XIV and QoS - Using new Performance Classes
anthonyv 2000004B9K Comments (4) Visits (9202)
I have been exploring some of the new features added in XIV firmware version 10.2.4.
Today I look at QoS (Quality of Service).
This new feature allows you to restrict how much IO (in IOs per second or IOPS) or throughput (in megabytes per second or MBps) an individual host can generate.
We do this by creating a new construct called a Performance Class. We can create up to four different Performance Classes and assign different hosts to each of those classes.
You can spot the new menu item under Hosts and Clusters:
The new panel contains a list of all your hosts and a new button at the top of the GUI panel called Add Performance Class:
When you create the Performance Class, you can set either an IOPS or a Bandwidth Limit.
It is also possible in a single Performance Class to set both an IOPS limit AND a Bandwidth Limit.
In these examples we set just a bandwidth limit.
One small quirk is that the limits will be rounded to a multiple of the number of active interface modules.
So don't be surprised if the numbers you enter are not the numbers that then appear. In the example below I enter 100 (for 100 MBps).
However when the class got created, the value was rounded down to 96 MBps( since I have 6 active interface modules).
To prove a simple point, in this example we have created three Performance Classes, all of which limit bandwidth.
You can see by their names the limit they will impose on any host moved to that Performance Class.
The exercise I performed used an AIX LPAR with an Oracle workload generator, that generates a constant workload of 150 MBps.
The first step was to add the host to the 96 MBps Performance Class.
Then the fun began. Monitoring of the performance of the LPAR was done with XIV Top. We moved the LPAR between performance classes to see the
effect on throughput of each class. All of this was done concurrently with no host interruption.
You can see from the output of XIV Top, that as the performance class was changed, the throughput was gradually throttled back (or allowed up) to that level.
At the end of the process we then removed the LPAR from its Performance Class, returning it to an unrestricted state.
This effectively allowed it to move back up to 150 MBps.
So why is this important?
Some clients had a concern that non-production hosts (such as test and development servers), got an equal share of the XIV performance pie.
In general this is not as issue, as the grid architecture of the XIV works very well with competing IO from multiple sources.

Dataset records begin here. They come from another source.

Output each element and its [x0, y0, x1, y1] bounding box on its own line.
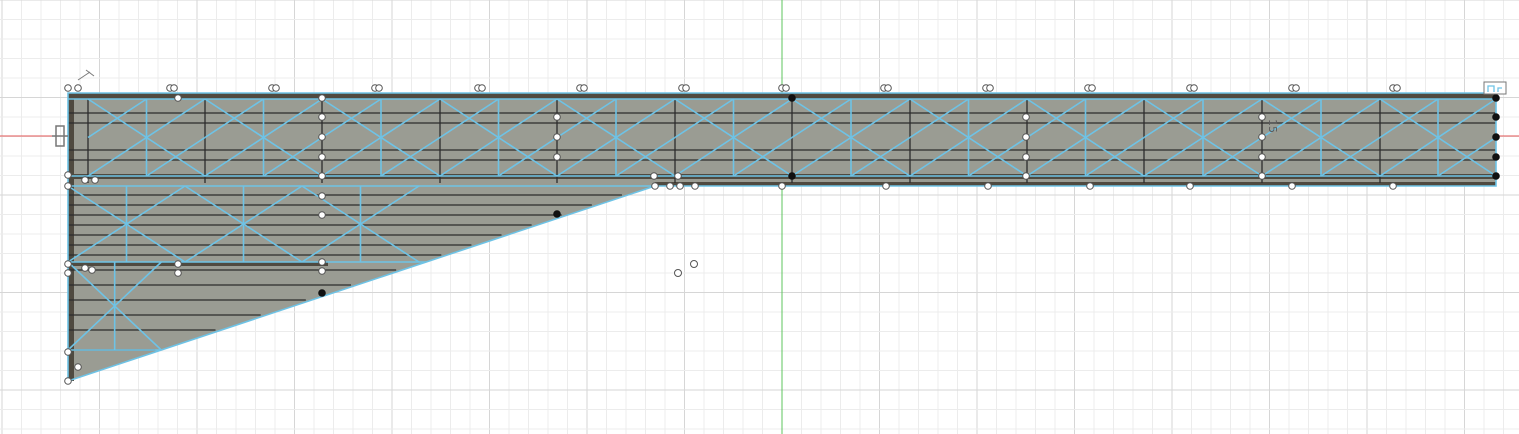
sketch-point[interactable] [1258, 153, 1266, 161]
sketch-point[interactable] [81, 264, 89, 272]
sketch-point[interactable] [174, 260, 182, 268]
sketch-point[interactable] [882, 182, 890, 190]
sketch-point[interactable] [174, 269, 182, 277]
sketch-point-fixed[interactable] [1492, 153, 1500, 161]
sketch-point[interactable] [64, 377, 72, 385]
sketch-point[interactable] [1186, 182, 1194, 190]
sketch-point[interactable] [1258, 113, 1266, 121]
sketch-point[interactable] [318, 192, 326, 200]
sketch-point[interactable] [1022, 153, 1030, 161]
sketch-point[interactable] [1258, 133, 1266, 141]
sketch-point[interactable] [318, 267, 326, 275]
sketch-point[interactable] [64, 348, 72, 356]
sketch-point[interactable] [64, 171, 72, 179]
sketch-point[interactable] [74, 363, 82, 371]
sketch-point[interactable] [884, 84, 892, 92]
sketch-point[interactable] [1393, 84, 1401, 92]
sketch-point-fixed[interactable] [1492, 113, 1500, 121]
sketch-point-fixed[interactable] [318, 289, 326, 297]
sketch-point[interactable] [674, 172, 682, 180]
sketch-point[interactable] [174, 94, 182, 102]
sketch-point[interactable] [170, 84, 178, 92]
sketch-point[interactable] [650, 172, 658, 180]
sketch-point[interactable] [64, 84, 72, 92]
sketch-canvas[interactable]: 15 [0, 0, 1519, 434]
sketch-point[interactable] [81, 176, 89, 184]
sketch-point-fixed[interactable] [553, 210, 561, 218]
top-rail [68, 93, 1496, 99]
sketch-point-fixed[interactable] [1492, 94, 1500, 102]
sketch-point[interactable] [318, 113, 326, 121]
sketch-point[interactable] [778, 182, 786, 190]
sketch-point[interactable] [666, 182, 674, 190]
sketch-point[interactable] [580, 84, 588, 92]
sketch-point[interactable] [272, 84, 280, 92]
sketch-point[interactable] [1022, 172, 1030, 180]
sketch-point[interactable] [682, 84, 690, 92]
sketch-point[interactable] [64, 182, 72, 190]
sketch-point[interactable] [1190, 84, 1198, 92]
sketch-point[interactable] [651, 182, 659, 190]
sketch-point[interactable] [318, 172, 326, 180]
sketch-point[interactable] [91, 176, 99, 184]
sketch-point[interactable] [1389, 182, 1397, 190]
sketch-point[interactable] [553, 113, 561, 121]
sketch-point[interactable] [1288, 182, 1296, 190]
sketch-point[interactable] [691, 182, 699, 190]
sketch-point[interactable] [318, 153, 326, 161]
sketch-point[interactable] [1022, 113, 1030, 121]
left-rail [68, 93, 74, 381]
stray-point[interactable] [674, 269, 682, 277]
sketch-point[interactable] [676, 182, 684, 190]
sketch-point[interactable] [318, 258, 326, 266]
sketch-point[interactable] [318, 94, 326, 102]
sketch-point-fixed[interactable] [1492, 172, 1500, 180]
sketch-point[interactable] [64, 260, 72, 268]
sketch-point[interactable] [986, 84, 994, 92]
sketch-point[interactable] [318, 211, 326, 219]
sketch-point[interactable] [782, 84, 790, 92]
sketch-point-fixed[interactable] [788, 172, 796, 180]
sketch-point[interactable] [64, 269, 72, 277]
sketch-point-fixed[interactable] [788, 94, 796, 102]
sketch-point[interactable] [478, 84, 486, 92]
sketch-point[interactable] [375, 84, 383, 92]
sketch-point[interactable] [1258, 172, 1266, 180]
sketch-point[interactable] [1022, 133, 1030, 141]
sketch-point-fixed[interactable] [1492, 133, 1500, 141]
sketch-point[interactable] [88, 266, 96, 274]
sketch-point[interactable] [74, 84, 82, 92]
sketch-point[interactable] [318, 133, 326, 141]
sketch-point[interactable] [1292, 84, 1300, 92]
design-viewport[interactable]: 15 [0, 0, 1519, 434]
sketch-point[interactable] [553, 133, 561, 141]
sketch-point[interactable] [1086, 182, 1094, 190]
constraint-label: 15 [1266, 119, 1279, 133]
coincident-constraint-icon[interactable] [1483, 81, 1507, 95]
sketch-point[interactable] [553, 153, 561, 161]
sketch-point[interactable] [984, 182, 992, 190]
sketch-point[interactable] [1088, 84, 1096, 92]
stray-point[interactable] [690, 260, 698, 268]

However with the advent of very high performance machines, it is not outside the realms of possibility for an individual server to generate
over 80,000 IOPS or over 1,000 MBps. I have certainly achieved this during benchmarking. If you spin-up several of these runaway
hosts simultaneously, you could saturate the grid and impact more deserving hosts.
So adding this feature makes sense.
What is even more sensible? it is added at no extra cost via a non-disruptive code update.